Wohnen: Nur wenn wir wieder Spaß am Sparen haben, wird die Wohnungsnot verschwinden

Sparen hört sich unsexy an und lohnt auch kaum noch. Aber wenn wir keine neue Lust am Sparen entwickeln, wird die Wohnungsnot nur noch größer.


Die Deutschen würden gern bauen, es wurde ihnen nur verleidet.

Die Deutschen würden gern bauen, es wurde ihnen nur verleidet.

Es gibt zwei Gründe Wohnraum zu schaffen. Der eine ist: Man investiert Kapital. Das heißt, der Investor will am Wohnraum verdienen. Tendenziell muss er an hohen Mieten und guten Erträgen Interesse haben - und damit genau am Gegenteil dessen, was für die Mieter wünschenswert ist.

Der zweite Grund: Jemand baut, um selbst in dem Haus oder der Wohnung zu wohnen. Dieses Interesse ist ganz anders, es läuft nicht auf hohe Mieten hinaus.
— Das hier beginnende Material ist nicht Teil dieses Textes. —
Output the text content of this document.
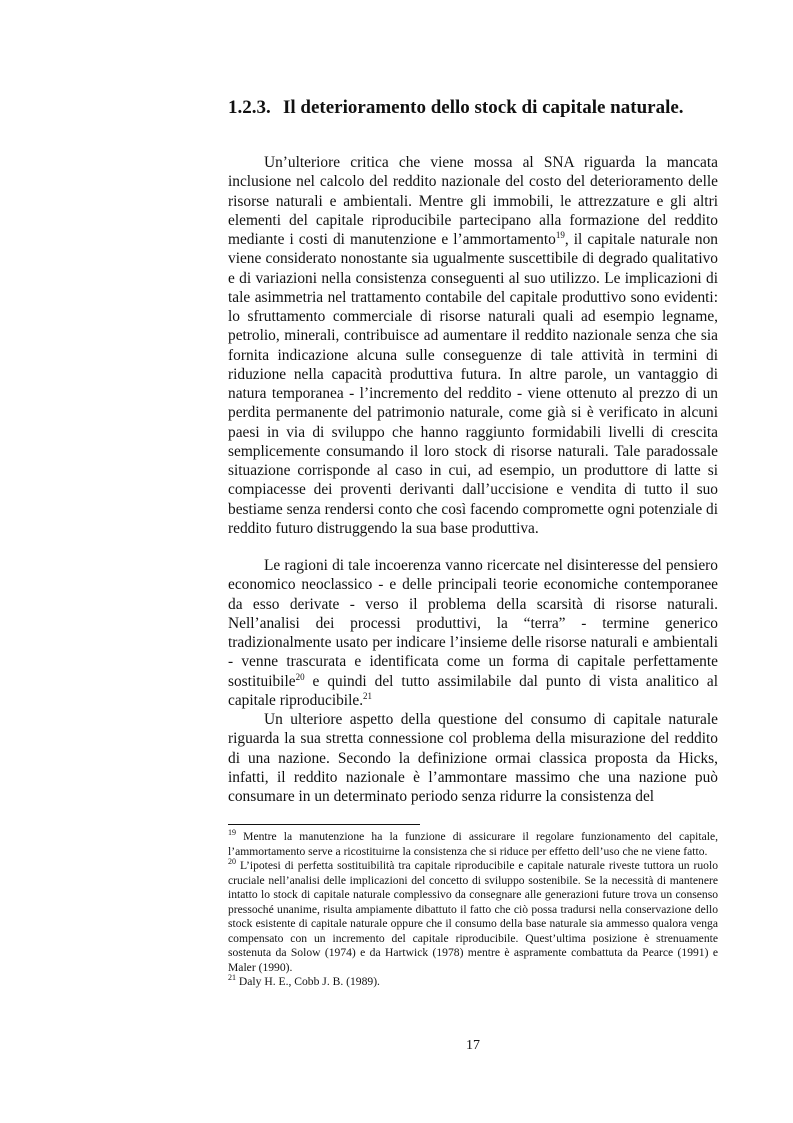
1.2.3. Il deterioramento dello stock di capitale naturale.

Un’ulteriore critica che viene mossa al SNA riguarda la mancata inclusione nel calcolo del reddito nazionale del costo del deterioramento delle risorse naturali e ambientali. Mentre gli immobili, le attrezzature e gli altri elementi del capitale riproducibile partecipano alla formazione del reddito mediante i costi di manutenzione e l’ammortamento$^{19}$, il capitale naturale non viene considerato nonostante sia ugualmente suscettibile di degrado qualitativo e di variazioni nella consistenza conseguenti al suo utilizzo. Le implicazioni di tale asimmetria nel trattamento contabile del capitale produttivo sono evidenti: lo sfruttamento commerciale di risorse naturali quali ad esempio legname, petrolio, minerali, contribuisce ad aumentare il reddito nazionale senza che sia fornita indicazione alcuna sulle conseguenze di tale attività in termini di riduzione nella capacità produttiva futura. In altre parole, un vantaggio di natura temporanea - l’incremento del reddito - viene ottenuto al prezzo di un perdita permanente del patrimonio naturale, come già si è verificato in alcuni paesi in via di sviluppo che hanno raggiunto formidabili livelli di crescita semplicemente consumando il loro stock di risorse naturali. Tale paradossale situazione corrisponde al caso in cui, ad esempio, un produttore di latte si compiacesse dei proventi derivanti dall’uccisione e vendita di tutto il suo bestiame senza rendersi conto che così facendo compromette ogni potenziale di reddito futuro distruggendo la sua base produttiva.

Le ragioni di tale incoerenza vanno ricercate nel disinteresse del pensiero economico neoclassico - e delle principali teorie economiche contemporanee da esso derivate - verso il problema della scarsità di risorse naturali. Nell’analisi dei processi produttivi, la “terra” - termine generico tradizionalmente usato per indicare l’insieme delle risorse naturali e ambientali - venne trascurata e identificata come un forma di capitale perfettamente sostituibile$^{20}$ e quindi del tutto assimilabile dal punto di vista analitico al capitale riproducibile.$^{21}$

Un ulteriore aspetto della questione del consumo di capitale naturale riguarda la sua stretta connessione col problema della misurazione del reddito di una nazione. Secondo la definizione ormai classica proposta da Hicks, infatti, il reddito nazionale è l’ammontare massimo che una nazione può consumare in un determinato periodo senza ridurre la consistenza del

$^{19}$ Mentre la manutenzione ha la funzione di assicurare il regolare funzionamento del capitale, l’ammortamento serve a ricostituirne la consistenza che si riduce per effetto dell’uso che ne viene fatto.

$^{20}$ L’ipotesi di perfetta sostituibilità tra capitale riproducibile e capitale naturale riveste tuttora un ruolo cruciale nell’analisi delle implicazioni del concetto di sviluppo sostenibile. Se la necessità di mantenere intatto lo stock di capitale naturale complessivo da consegnare alle generazioni future trova un consenso pressoché unanime, risulta ampiamente dibattuto il fatto che ciò possa tradursi nella conservazione dello stock esistente di capitale naturale oppure che il consumo della base naturale sia ammesso qualora venga compensato con un incremento del capitale riproducibile. Quest’ultima posizione è strenuamente sostenuta da Solow (1974) e da Hartwick (1978) mentre è aspramente combattuta da Pearce (1991) e Maler (1990).

$^{21}$ Daly H. E., Cobb J. B. (1989).

17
Sondern senkt sie wegen der geringer werdenden Nachfrage auf Dauer eher: Jede Familie, die ein Reihenhaus baut, entlastet den Wohnungsmarkt – denn sie machen irgendwo eine Mietwohnung frei.

Lust am Sparen ausgetrieben

Eigentlich ging das ganz leicht, der Staat müsste die angehenden Hausbauer nicht überreden. Eigene vier Wände sind ein hohes Gut, davon träumen viele. Sie sind auch bereit, Opfer dafür zu bringen. Ein eigenes Haus verspricht nicht nur ein wohliges Gefühl. Es ist auch eine Lebensversicherung. Ist das Haus abbezahlt, spart man im Alter die Miete und kommt auch mit einer kleineren Rente über die Runde.

Aber leider hat die Politik den Deutschen die Kombination von Sparen und Wohnungsbau ausgetrieben. Seit der Finanzkrise lohnt sich das Sparen nicht mehr. Nach Finanz- und Eurokrise wurden die Zinsen auf Null gefahren und die Märkte mit billigem Geld geflutet. Das war gut für Schuldner und Spekulanten – aber schlecht für einfache Sparer, die sichere Anlagen wünschen und nicht mit Derivaten handeln wollen.

High-Noon für Spekulanten

Die Folgen sieht man in jeder Stadt: Die Immobilienpreise explodieren wegen des billigen Geldes. Die Reichen misstrauen dem Wert der Währung, seitdem die Zentralbanken die Geldschleusen geöffnet haben. Sie investieren in Betongold. Hinzu kommen die Spekulanten. Sie setzen auf steigende Immobilienpreise und damit auch auf hohen Mieten. Da sie unbegrenzt Nachschub an billigem Geld bekommen können, sorgen sie mit einer gewaltigen Nachfrage dafür, dass diese Rechnung auch aufgeht.

Inzwischen ist es soweit, dass es sich in einer heißen Zone lohnt, eine Immobilie einfach leerstehen zu lassen, beziehungsweise sie nur pro forma zu bewohnen. Weil die Preissteigerung einer nicht-vermieteten Wohnung die Einnahmen durch die Miete mehr als ausgleichen.

Das Ergebnis kann jeder sehen. In der Billigzins-Phase konnte der größte Schuldner, der Staat, seinen Haushalt sanieren, aber in den Ballungsräumen liefen Mieten und Immobilienpreise den Einkommen davon. So sehr, dass der klassische Sparer den Kauf nicht mehr verantworten kann. Bei den extremen Preissteigerungen in den Ballungsräumen müssten die meisten sowieso passen: Sie werden die notwendige Quote an Eigenkapital nie zusammenbekommen.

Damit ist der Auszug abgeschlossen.